Rumors of falling electricity prices in Pakistan have led to a sharp decline in the stock prices of photovoltaic (PV) equipment companies, particularly impacting leading inverter manufacturer Deye Technology.
The company stated that while Pakistan is an important overseas market, it has not received any definitive news regarding significant price drops, and market fluctuations are influenced by various factors. Other PV-related firms, such as Mibao Technology and Hema Technology, also experienced declines.

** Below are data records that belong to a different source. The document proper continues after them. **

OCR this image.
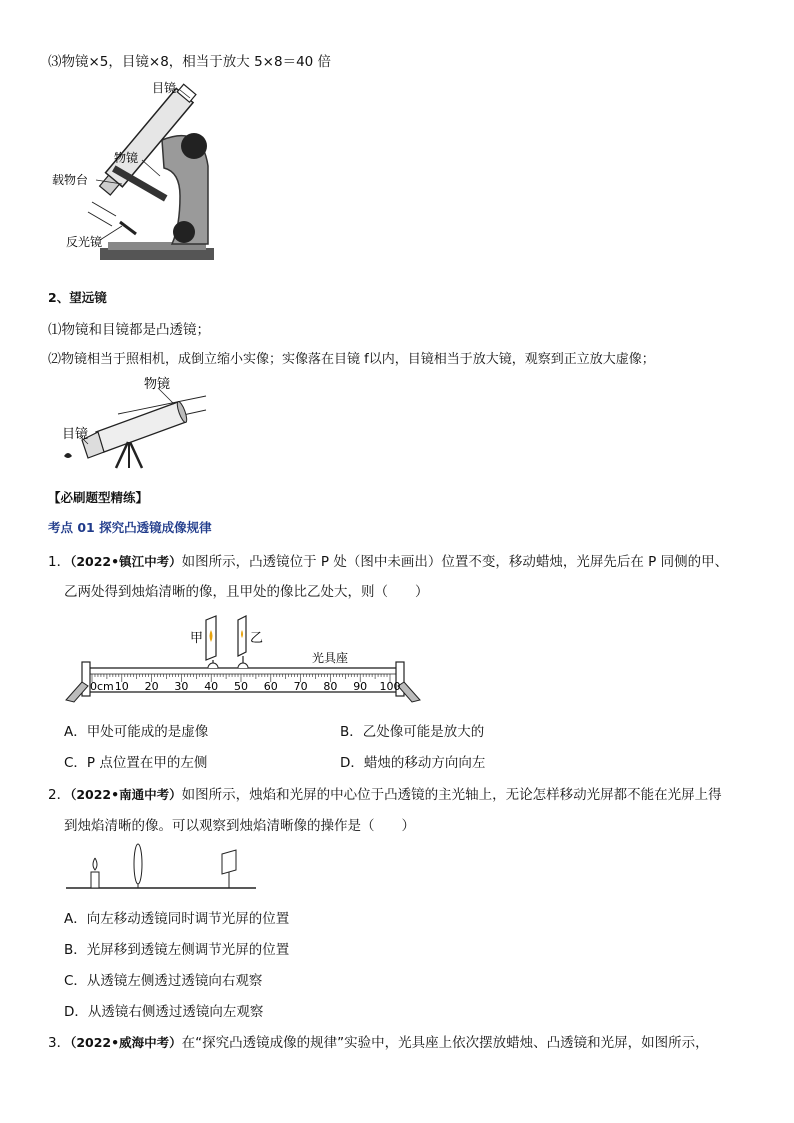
⑶物镜×5，目镜×8，相当于放大 5×8＝40 倍
目镜
物镜
载物台
反光镜
2、望远镜
⑴物镜和目镜都是凸透镜；
⑵物镜相当于照相机，成倒立缩小实像；实像落在目镜 f以内，目镜相当于放大镜，观察到正立放大虚像；
物镜
目镜
【必刷题型精练】
考点 01 探究凸透镜成像规律
1．（2022•镇江中考）如图所示，凸透镜位于 P 处（图中未画出）位置不变，移动蜡烛，光屏先后在 P 同侧的甲、
乙两处得到烛焰清晰的像，且甲处的像比乙处大，则（　　）
0cm 10 20 30 40 50 60 70 80 90 100
甲	乙
光具座
A．甲处可能成的是虚像	B．乙处像可能是放大的
C．P 点位置在甲的左侧	D．蜡烛的移动方向向左
2．（2022•南通中考）如图所示，烛焰和光屏的中心位于凸透镜的主光轴上，无论怎样移动光屏都不能在光屏上得
到烛焰清晰的像。可以观察到烛焰清晰像的操作是（　　）
A．向左移动透镜同时调节光屏的位置
B．光屏移到透镜左侧调节光屏的位置
C．从透镜左侧透过透镜向右观察
D．从透镜右侧透过透镜向左观察
3．（2022•威海中考）在“探究凸透镜成像的规律”实验中，光具座上依次摆放蜡烛、凸透镜和光屏，如图所示，
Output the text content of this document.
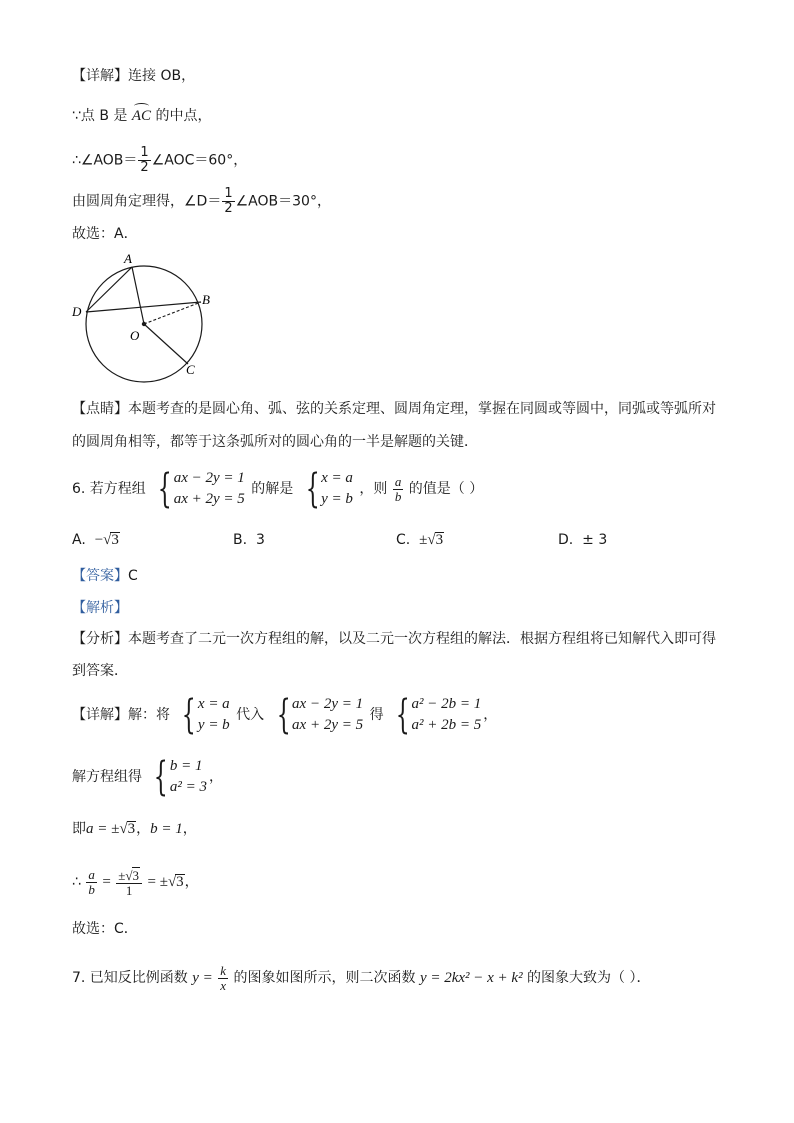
【详解】连接 OB，
∵点 B 是 AC 的中点，
∴∠AOB＝ $\frac{1}{2}$ ∠AOC＝60°，
由圆周角定理得，∠D＝ $\frac{1}{2}$ ∠AOB＝30°，
故选：A．
A
B
C
D
O
【点睛】本题考查的是圆心角、弧、弦的关系定理、圆周角定理，掌握在同圆或等圆中，同弧或等弧所对
的圆周角相等，都等于这条弧所对的圆心角的一半是解题的关键．
6. 若方程组 { ax − 2y = 1
ax + 2y = 5
的解是 { x = a
y = b
，则 $\frac{a}{b}$ 的值是（ ）
A. −√3	B. 3	C. ±√3	D. ± 3
【答案】C
【解析】
【分析】本题考查了二元一次方程组的解，以及二元一次方程组的解法．根据方程组将已知解代入即可得
到答案．
【详解】解：将 { x = a
y = b
代入 { ax − 2y = 1
ax + 2y = 5
得 { a² − 2b = 1
a² + 2b = 5
，
解方程组得 { b = 1
a² = 3
，
即a = ±√3，b = 1，
∴ $\frac{a}{b} = \frac{\pm√3}{1} = \pm√3$，
故选：C．
7. 已知反比例函数 $y = \frac{k}{x}$ 的图象如图所示，则二次函数 y = 2kx² − x + k² 的图象大致为（ ）．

Pakistan has become a key market for Chinese PV companies, with Asia surpassing Europe as the largest export market for solar products in the first half of the year, and Pakistan emerging as the second-largest export market for modules. Despite ongoing electricity shortages and a reliance on thermal power, the potential for PV development in Pakistan is significant, with government support for renewable energy and a target to increase its market share by 2025.
The rising electricity prices have driven demand for solar storage solutions. Deye Technology noted that the surge in electricity prices is linked to fuel shortages. The Pakistani government aims to boost revenue in the power sector through price increases, with average electricity prices rising by 19% and residential rates increasing by 104-138% since 2020. High electricity prices enhance the economic viability of solar storage systems, and further price hikes are expected to boost demand.
Despite the rumors of price reductions, the outlook for Pakistan’s PV market remains positive, with projected installed capacity reaching 12.8 GW by 2030 and 26.9 GW by 2047. Overall, the demand for solar energy in Pakistan is rapidly growing.